Family members are trained to improve communication and problem-solving skills. Education, awareness and treatment are given for both the victim and the perpetrator. Legal help is sought for the safety of the victim. In a therapeutic setting, the patient is counselled and treated. If the abuser is a spouse, then the couple is involved in marital counselling. Social workers are also involved in the remedial process.

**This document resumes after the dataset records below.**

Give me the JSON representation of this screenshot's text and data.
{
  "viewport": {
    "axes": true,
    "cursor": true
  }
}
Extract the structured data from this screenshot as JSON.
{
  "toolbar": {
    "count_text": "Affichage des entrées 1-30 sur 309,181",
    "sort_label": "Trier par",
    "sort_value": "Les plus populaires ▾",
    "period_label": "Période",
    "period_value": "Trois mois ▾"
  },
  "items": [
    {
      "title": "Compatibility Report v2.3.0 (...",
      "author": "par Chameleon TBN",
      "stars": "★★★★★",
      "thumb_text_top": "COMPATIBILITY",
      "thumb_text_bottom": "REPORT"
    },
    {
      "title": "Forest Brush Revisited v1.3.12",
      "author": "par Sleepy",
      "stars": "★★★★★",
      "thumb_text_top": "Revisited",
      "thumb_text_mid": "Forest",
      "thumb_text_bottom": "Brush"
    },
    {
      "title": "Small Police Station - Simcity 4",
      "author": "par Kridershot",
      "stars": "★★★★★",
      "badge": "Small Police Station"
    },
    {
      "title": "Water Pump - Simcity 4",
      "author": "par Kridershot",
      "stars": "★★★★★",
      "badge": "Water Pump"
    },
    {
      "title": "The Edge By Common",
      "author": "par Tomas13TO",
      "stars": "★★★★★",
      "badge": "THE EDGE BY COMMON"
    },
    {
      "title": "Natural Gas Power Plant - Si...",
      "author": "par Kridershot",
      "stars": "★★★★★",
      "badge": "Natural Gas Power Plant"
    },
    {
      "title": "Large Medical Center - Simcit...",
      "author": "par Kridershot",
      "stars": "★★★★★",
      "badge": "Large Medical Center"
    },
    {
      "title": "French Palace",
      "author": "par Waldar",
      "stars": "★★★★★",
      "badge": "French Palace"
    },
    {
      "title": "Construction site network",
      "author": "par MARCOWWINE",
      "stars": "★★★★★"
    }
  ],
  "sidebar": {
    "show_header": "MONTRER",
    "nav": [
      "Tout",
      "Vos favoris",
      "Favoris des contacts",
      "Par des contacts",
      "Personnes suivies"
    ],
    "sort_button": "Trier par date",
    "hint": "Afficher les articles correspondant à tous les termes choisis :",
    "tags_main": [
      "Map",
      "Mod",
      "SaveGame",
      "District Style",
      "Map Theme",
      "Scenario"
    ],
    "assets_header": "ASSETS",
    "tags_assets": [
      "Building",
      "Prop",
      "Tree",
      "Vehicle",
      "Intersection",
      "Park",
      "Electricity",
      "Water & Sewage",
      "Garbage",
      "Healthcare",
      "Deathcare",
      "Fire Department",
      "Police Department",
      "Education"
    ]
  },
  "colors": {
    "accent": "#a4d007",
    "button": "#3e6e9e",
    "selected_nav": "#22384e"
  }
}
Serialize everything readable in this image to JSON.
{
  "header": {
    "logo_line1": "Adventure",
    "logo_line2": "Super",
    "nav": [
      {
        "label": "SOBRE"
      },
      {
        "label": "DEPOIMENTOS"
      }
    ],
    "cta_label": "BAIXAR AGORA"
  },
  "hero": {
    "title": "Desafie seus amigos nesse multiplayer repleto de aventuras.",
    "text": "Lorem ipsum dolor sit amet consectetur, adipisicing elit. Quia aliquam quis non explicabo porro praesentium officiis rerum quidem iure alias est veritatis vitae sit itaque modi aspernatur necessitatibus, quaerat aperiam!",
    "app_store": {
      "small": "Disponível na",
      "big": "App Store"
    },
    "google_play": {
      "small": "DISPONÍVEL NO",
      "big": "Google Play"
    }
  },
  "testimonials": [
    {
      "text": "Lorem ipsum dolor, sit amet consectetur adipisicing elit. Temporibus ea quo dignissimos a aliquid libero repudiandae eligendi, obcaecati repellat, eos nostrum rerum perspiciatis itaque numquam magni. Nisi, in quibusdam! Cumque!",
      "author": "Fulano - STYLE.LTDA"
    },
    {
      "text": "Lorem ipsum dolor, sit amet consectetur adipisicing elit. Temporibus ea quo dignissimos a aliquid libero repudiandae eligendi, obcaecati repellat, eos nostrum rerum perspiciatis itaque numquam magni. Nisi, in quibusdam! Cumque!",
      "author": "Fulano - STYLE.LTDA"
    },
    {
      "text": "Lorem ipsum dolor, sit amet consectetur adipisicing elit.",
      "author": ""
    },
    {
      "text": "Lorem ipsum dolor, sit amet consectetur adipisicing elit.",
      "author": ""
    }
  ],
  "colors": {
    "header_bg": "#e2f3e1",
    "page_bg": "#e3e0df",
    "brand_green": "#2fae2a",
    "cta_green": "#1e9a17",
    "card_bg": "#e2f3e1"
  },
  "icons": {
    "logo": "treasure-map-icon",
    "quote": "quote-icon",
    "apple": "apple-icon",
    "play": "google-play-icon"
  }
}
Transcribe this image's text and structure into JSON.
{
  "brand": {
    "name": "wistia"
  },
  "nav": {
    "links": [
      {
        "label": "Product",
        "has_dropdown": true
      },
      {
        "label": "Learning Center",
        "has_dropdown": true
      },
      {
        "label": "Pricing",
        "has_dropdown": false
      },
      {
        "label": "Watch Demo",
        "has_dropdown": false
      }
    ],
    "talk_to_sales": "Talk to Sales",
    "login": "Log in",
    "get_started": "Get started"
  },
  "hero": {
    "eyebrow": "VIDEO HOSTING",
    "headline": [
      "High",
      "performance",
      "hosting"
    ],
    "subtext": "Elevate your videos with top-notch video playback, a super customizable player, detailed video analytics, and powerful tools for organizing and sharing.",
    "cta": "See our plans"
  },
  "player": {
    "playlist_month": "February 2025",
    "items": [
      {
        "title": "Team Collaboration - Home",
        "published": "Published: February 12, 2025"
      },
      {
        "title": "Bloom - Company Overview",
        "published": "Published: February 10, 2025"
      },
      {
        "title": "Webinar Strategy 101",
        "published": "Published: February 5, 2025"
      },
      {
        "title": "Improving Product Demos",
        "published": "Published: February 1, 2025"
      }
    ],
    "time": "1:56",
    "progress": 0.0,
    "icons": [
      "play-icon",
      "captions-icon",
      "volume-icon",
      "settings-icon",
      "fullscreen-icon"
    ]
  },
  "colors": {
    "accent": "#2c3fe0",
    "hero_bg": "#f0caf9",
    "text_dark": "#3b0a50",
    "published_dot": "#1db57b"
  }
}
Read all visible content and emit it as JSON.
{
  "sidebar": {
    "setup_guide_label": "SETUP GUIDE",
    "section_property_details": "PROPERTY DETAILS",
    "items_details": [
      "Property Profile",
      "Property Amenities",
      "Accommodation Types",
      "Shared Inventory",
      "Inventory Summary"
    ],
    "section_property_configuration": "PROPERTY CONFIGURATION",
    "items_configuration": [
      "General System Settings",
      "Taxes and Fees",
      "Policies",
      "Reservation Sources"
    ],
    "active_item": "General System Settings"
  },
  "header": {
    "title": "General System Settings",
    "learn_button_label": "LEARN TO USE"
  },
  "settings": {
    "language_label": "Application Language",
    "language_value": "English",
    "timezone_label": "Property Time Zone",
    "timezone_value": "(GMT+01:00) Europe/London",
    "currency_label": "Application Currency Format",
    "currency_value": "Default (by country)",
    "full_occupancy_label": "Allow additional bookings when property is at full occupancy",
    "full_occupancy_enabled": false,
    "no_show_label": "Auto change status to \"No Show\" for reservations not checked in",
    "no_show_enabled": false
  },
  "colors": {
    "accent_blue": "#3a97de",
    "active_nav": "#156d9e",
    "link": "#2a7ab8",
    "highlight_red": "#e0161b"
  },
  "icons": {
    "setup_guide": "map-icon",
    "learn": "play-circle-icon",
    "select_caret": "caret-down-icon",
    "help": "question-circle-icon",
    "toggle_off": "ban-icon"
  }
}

In the current Indian scenario, it is not mandatory for a physician to report acts of abuse to the police or legal agencies. The patient is made aware of her rights. The responsibility lies with the patient or her caregivers to report the incident to the police. Under the Domestic Violence Act, 13 an aggrieved woman or any other person on behalf of the aggrieved person may present an application to the Magistrate seeking one or more reliefs under this Act. The relief sought may include payment of compensation or damages without prejudice to the right of such person to institute a suit for compensation or damages for the injuries caused by the acts of domestic violence committed by the respondent. As in some countries such as the UK, there should be more responsibility on professionals to report abuse when detected during treatment. In developing countries such as India, where housewives are dependent financially on the perpetrator and also live in the same family unit, the victims do not report or are afraid of disclosing abuse. Patient abuse holds implications for society, and the policymakers must involve non-governmental organisations, local resident welfare associations and legal agencies to identify and report the cases.
Conclusions
Various forms of abuse are common among psychiatric outpatients in India, but such abuse often goes underreported. This may be due to the dependency of victims on the perpetrators. Awareness needs to be raised through mental-health campaigns and the media to sensitise the public towards the elimination of abuse. Providing helpline numbers is also useful in identifying and treating the victim. Screening for patient abuse in routine psychiatric clinical practice is of utmost importance so that timely interventions can be given, thereby preventing deleterious health consequences.
Footnotes
Funding
The authors are thankful to the Indian Council of Medical Research (ICMR) for its valuable support in carrying out the study.
Conflict of interests
The authors declare no conflict of interest.